A busca pelo conhecido

domingo, julho 12, 2020 24

Pôr do sol. Entardecer visto do meu quintal. Céu alaranjada, roxo e azulado.
Céu mudando de cor, visto do meu quintal. 
Imagem: Fernanda Rodrigues

Passo os dias trabalhando sem sair. Entre um digitar e outro, uma leitura e outra, vou da sala à cozinha, coloco a água para ferver na chaleirinha velha e solto o berro em direção ao quintal:


— Mãããããããe, quer café?


A tarde se esvai enquanto a água segue seu caminho entre o pó e o filtro até fazer morada no fundo da caneca. Observo a fumaça quente e o cheirinho que se espalha por toda a casa. A moradia se converte em aconchego do lar.


Saio para o quintal com minha caneca na mão. Sorvo o líquido quente aos poucos. As gatas dormem em suas caixas de papelão depois de terem corrido muito atrás de seus brinquedos. Estou só  minha mãe já voltou para algum de seus muitos afazeres — mas não estou. Sinto um calorzinho por dentro, que sei que não é só o efeito do café quente. Então, olho para cima.

Vista do entardecer. Céu em tons de azul claro, azul escuro, rosa e laranja.
Céu mudando de cor, visto do meu quintal.
Imagem: Fernanda Rodrigues


O fim do dia sempre foi o meu horário preferido. Agora, em quarentena, ele ganhou um novo significado. Olhar para cima é a minha forma de respiro, o meu sair de casa sem sair, a minha resistência. Ver o céu mudando de cor me lembra de que há vida acontecendo — dentro e fora de mim. O sol se põe me lembrando de que o mundo — ah, o mundo! — ele continua a girar.

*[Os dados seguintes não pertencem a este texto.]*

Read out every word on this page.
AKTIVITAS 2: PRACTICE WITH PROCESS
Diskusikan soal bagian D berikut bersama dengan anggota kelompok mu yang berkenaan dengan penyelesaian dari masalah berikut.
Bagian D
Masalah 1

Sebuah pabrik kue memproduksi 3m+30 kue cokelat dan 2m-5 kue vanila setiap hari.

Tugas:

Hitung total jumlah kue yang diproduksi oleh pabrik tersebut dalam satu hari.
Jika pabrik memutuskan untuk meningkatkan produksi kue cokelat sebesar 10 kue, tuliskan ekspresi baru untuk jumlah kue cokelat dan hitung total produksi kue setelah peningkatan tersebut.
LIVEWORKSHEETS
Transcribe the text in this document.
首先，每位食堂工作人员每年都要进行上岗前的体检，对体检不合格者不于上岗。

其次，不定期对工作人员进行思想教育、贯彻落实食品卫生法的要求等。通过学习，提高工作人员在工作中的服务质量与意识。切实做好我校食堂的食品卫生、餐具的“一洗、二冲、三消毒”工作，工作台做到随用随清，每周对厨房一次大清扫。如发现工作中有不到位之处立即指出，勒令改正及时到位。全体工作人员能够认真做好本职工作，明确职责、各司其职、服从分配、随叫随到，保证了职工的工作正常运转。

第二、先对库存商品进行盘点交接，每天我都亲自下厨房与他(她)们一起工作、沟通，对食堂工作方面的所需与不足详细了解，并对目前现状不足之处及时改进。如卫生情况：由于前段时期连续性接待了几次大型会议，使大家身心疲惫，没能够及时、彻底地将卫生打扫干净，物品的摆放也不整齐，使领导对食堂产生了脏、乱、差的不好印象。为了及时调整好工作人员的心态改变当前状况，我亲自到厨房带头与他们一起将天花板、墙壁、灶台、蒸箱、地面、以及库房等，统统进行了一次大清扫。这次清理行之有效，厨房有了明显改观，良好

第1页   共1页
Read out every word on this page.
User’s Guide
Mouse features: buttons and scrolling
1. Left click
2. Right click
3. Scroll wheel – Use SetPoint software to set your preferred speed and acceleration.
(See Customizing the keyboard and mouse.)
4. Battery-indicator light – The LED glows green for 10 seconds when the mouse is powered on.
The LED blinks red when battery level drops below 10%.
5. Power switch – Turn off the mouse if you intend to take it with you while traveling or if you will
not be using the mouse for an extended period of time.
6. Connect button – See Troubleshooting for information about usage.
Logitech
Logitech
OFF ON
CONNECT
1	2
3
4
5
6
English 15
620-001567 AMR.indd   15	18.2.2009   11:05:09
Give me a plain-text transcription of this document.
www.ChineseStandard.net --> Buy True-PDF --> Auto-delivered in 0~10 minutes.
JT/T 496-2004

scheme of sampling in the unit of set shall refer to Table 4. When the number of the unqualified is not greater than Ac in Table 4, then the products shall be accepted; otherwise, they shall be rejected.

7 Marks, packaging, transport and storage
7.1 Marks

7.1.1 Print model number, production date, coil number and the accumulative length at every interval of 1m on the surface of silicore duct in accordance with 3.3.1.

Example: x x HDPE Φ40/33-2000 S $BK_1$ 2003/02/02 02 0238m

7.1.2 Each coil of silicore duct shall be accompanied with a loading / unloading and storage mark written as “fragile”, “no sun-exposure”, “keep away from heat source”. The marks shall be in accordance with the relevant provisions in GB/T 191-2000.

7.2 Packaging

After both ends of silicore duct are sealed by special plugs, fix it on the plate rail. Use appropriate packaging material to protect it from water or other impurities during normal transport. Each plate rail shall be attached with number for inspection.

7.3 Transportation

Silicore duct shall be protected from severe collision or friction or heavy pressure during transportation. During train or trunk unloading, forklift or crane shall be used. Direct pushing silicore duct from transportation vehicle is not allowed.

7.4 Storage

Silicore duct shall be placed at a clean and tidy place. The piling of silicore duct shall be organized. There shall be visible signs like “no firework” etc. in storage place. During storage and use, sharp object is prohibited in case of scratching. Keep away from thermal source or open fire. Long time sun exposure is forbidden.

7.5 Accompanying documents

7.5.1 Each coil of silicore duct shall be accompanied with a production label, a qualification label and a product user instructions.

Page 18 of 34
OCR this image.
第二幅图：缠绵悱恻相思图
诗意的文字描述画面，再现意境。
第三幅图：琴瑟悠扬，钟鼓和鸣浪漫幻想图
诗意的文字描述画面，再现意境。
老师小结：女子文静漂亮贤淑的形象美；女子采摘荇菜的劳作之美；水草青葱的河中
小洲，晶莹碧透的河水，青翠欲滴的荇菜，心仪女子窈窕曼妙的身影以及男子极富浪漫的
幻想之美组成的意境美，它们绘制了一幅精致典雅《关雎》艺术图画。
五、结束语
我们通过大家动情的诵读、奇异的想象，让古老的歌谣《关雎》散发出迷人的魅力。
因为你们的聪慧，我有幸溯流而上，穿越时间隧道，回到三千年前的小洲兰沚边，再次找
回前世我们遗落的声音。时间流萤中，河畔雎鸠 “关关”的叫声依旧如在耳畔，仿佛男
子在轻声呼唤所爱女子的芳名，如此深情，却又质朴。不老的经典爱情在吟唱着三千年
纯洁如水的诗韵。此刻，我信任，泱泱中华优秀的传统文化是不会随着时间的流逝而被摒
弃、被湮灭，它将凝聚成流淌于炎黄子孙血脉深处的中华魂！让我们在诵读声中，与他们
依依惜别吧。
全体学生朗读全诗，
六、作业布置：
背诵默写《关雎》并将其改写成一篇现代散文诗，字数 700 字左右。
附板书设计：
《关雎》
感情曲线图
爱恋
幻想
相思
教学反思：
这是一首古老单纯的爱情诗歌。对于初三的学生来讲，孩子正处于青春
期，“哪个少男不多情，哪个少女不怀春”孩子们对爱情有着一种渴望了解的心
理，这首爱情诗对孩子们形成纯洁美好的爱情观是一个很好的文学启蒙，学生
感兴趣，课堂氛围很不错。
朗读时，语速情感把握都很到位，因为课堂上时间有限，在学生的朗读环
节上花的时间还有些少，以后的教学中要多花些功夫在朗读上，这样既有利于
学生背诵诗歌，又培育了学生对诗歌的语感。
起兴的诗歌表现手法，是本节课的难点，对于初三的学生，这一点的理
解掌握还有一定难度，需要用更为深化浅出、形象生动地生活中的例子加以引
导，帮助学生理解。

De algum modo esta pausa me faz esquecer das incertezas, me afasta do que me dói. A vida não é mais sobre o caos político ou sobre um vírus que mata por onde passa. Não. Durante aquele espaço de tempo de meia hora, quarenta minutos, em que o azul claro se transforma em laranja, em rosa, em roxo até que se escurece de vez, a vida é sobre estar presente e honrar o próprio silêncio.